Olmert’s recent declarations about his determination to go ahead with a withdrawal from the West Bank and his willingness to offer the Palestinians concessions, as well as the surprising ceasefire agreement reached with the Palestinians in Gaza, at a time when everything was pointing to an imminent invasion of the Gaza Strip by the IDF, must be understood in this context. Israel believed that it had a good case for launching a large scale offensive in the Gaza Strip – the tragic deaths of more innocent civilians in Sderot and the western Negev, the injury of one of Amir Peretz’s security guards by a rocket, and the frightening specter of Qassams reaching the town of Ashqelon, add up to a very convincing casus belli. In addition, the past weeks have seen no shortage of ominous pronouncements by officials (e.g. Shin Beth chief Yuval Diskin) about Hamas’s expanding arsenal and of “leaks” by military officers warning of a repeat of the Lebanon war on Israel’s southern front. Nevertheless, suddenly, miraculously, Israel agreed to enter into a ceasefire, and to withdraw IDF forces from the Gaza Strip, which was crawling with special forces and tanks only last week (as the world focused on the Gemayel assassination, the IDF was in the midst of what seemed to be the precursor to an invasion of the Gaza Strip). The launching of additional Qassams hours after the ceasefire came into effect did not draw any military reaction and IDF commanders were even ordered not to respond if they noticed rocket-launching squads in the Gaza Strip.

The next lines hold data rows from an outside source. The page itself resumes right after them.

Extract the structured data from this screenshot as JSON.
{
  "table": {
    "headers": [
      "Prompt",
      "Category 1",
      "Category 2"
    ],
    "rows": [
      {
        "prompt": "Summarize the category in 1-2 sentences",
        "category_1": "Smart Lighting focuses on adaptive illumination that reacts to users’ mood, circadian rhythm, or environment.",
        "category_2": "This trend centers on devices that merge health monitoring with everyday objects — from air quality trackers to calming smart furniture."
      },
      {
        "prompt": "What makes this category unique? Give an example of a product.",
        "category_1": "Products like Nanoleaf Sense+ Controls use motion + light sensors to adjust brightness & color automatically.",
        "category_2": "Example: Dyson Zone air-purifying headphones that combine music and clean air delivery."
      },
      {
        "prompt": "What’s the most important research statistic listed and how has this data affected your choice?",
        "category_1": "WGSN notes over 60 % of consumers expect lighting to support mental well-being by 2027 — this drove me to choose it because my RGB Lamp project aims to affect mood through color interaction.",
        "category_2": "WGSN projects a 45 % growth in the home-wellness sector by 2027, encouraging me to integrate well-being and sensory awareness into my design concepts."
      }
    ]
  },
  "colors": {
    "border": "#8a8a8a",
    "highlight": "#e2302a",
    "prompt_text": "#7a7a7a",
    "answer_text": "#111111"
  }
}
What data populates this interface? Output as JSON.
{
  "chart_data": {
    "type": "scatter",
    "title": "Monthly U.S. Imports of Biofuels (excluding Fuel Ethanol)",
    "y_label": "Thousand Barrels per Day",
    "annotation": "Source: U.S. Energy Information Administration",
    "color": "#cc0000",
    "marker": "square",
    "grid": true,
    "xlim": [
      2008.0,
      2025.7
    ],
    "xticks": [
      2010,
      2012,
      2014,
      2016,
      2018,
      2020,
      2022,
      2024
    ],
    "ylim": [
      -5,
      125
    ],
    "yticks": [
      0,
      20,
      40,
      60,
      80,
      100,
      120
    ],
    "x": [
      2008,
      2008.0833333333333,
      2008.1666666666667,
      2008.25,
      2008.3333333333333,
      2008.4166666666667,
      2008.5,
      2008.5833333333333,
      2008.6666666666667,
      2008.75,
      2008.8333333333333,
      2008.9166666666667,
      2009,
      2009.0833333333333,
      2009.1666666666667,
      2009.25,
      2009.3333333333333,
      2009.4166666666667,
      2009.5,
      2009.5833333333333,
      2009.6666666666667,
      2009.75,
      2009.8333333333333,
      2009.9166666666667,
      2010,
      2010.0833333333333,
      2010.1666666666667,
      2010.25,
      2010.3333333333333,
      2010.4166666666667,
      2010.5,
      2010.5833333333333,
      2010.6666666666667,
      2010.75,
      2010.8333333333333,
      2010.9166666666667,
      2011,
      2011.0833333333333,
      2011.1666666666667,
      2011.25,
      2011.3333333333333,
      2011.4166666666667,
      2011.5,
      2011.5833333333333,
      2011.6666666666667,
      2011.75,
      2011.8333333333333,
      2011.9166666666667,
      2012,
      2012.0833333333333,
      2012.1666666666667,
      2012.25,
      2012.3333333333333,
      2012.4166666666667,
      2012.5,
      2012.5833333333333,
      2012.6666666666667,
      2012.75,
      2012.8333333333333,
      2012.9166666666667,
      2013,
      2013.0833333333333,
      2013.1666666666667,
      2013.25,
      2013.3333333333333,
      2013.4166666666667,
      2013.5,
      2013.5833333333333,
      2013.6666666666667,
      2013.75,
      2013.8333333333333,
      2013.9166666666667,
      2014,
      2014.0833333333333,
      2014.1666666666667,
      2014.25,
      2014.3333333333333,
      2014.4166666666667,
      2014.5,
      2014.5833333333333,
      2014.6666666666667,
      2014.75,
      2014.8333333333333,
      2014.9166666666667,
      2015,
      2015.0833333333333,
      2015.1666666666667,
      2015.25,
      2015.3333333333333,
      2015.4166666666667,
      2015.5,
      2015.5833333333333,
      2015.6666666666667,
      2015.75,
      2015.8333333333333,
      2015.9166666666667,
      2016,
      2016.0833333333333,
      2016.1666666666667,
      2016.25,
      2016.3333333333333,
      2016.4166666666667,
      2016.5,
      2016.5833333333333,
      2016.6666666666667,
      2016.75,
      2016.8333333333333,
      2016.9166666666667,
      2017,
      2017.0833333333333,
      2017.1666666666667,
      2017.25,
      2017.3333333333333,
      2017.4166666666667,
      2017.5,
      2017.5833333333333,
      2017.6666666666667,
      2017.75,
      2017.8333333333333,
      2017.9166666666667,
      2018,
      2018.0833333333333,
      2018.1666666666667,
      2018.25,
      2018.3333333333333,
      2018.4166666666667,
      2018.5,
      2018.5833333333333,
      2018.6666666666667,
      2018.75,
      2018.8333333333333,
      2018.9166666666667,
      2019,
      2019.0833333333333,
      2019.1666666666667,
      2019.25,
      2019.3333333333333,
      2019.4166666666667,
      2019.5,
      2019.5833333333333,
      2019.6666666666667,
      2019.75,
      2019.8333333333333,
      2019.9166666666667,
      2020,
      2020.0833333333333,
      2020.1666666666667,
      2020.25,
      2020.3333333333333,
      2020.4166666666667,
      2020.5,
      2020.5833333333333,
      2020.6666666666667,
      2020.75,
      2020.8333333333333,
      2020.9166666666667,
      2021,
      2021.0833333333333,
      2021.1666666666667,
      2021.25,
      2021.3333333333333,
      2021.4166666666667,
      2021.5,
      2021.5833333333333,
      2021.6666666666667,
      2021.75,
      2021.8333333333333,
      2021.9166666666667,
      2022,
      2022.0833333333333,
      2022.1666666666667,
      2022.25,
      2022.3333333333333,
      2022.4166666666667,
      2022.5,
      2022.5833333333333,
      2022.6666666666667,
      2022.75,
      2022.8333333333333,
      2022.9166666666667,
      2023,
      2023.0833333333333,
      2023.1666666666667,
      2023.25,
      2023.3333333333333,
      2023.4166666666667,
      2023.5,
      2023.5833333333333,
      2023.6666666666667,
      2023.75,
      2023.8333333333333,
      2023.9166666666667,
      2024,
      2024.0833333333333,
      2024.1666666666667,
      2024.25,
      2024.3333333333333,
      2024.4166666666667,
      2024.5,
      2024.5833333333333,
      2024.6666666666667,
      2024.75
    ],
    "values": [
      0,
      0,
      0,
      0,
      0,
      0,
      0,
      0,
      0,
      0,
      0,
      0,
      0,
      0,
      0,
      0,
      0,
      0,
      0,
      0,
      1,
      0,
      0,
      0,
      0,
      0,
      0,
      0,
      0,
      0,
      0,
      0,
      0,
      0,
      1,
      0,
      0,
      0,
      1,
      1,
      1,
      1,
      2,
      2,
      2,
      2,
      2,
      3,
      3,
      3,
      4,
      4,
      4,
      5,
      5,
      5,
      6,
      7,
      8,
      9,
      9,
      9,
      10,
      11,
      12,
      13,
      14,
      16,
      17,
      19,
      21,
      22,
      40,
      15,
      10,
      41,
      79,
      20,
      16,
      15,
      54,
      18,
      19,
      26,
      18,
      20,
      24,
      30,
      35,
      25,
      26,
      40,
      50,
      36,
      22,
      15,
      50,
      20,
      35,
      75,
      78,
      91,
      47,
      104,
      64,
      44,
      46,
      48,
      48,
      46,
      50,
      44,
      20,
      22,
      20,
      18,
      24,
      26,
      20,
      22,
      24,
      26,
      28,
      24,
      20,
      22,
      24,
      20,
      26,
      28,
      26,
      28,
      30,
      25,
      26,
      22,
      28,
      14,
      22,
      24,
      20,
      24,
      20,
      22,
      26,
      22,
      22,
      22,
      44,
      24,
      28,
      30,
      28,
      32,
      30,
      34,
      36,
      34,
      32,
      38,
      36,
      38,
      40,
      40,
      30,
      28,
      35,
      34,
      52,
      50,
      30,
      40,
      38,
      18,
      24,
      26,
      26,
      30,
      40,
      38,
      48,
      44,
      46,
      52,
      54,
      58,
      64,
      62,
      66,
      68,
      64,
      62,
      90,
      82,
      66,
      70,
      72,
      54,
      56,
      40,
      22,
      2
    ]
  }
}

The sudden Israeli reversal must be seen as a gesture by Olmert to Bush, who is obviously desperate for some good news. Bush’s other allies, Jordan’s King Abdullah II and Palestinian President Mahmud ‘Abbas did their part by today by congratulating Olmert’s initiative. What remains to be seen is whether the administration’s pending announcement is going to be substantive, or whether it will be just another in a long series of declarations.
Update: The Canada-Israel committee has a transcript of Olmert's policy speech delivered on Monday, November 27 at Sde Boqer (the kibbutz where Ben-Gurion spent his last days and where his grave is today. It's surprising how little attention the speech received. It actually has some very remarkable declarations that are a clear nod to the Bush administration and which recognize America's increasing indebtedness to the Saudis and its other Arab friends:
We will seek the assistance of those neighboring Arab States which strive for a peaceful solution to the conflict between us, including: the Kingdom of Jordan, Egypt, Saudi Arabia and the Gulf States, in order to benefit from their experience and receive backing for direct negotiations between us.
The voices emanating from those States regarding the need for recognition and normalization of relations with the State of Israel – including, for example, some parts in the Saudi peace initiative – are positive, and I intend to invest efforts in order to advance the connection with those States and strengthen their support of direct bilateral negotiations between us and the Palestinians.
I have been following with great appreciation the serious efforts made by those States to bring about a cessation of violence in the region, and I respect their sincere desire to create a new atmosphere between us, so as to facilitate a solution to the conflict.
It sounds like the Saudi Peace Initiative is being revived. Olmert comes out quite the statesman in this latest speech. He'll continue to be maligned in Israel for his failings during the Lebanon war, but he has redeemed himself, in my view, as a clever diplomat. Rather than pulling a Yitzhaq Shamir and having the State Department impose a plan on Israel, Olmert is being proactive and trying to co-opt the new ideas being floated, while at the same time twisting them to conform to Israeli requirements (note his insistence on "direct bilateral negotiations" between Israel and the Palestinians, rather than multi-lateral Arab-Israel peace negotiations; Israel has always favoured negotiating with different Arab groups and states separately.)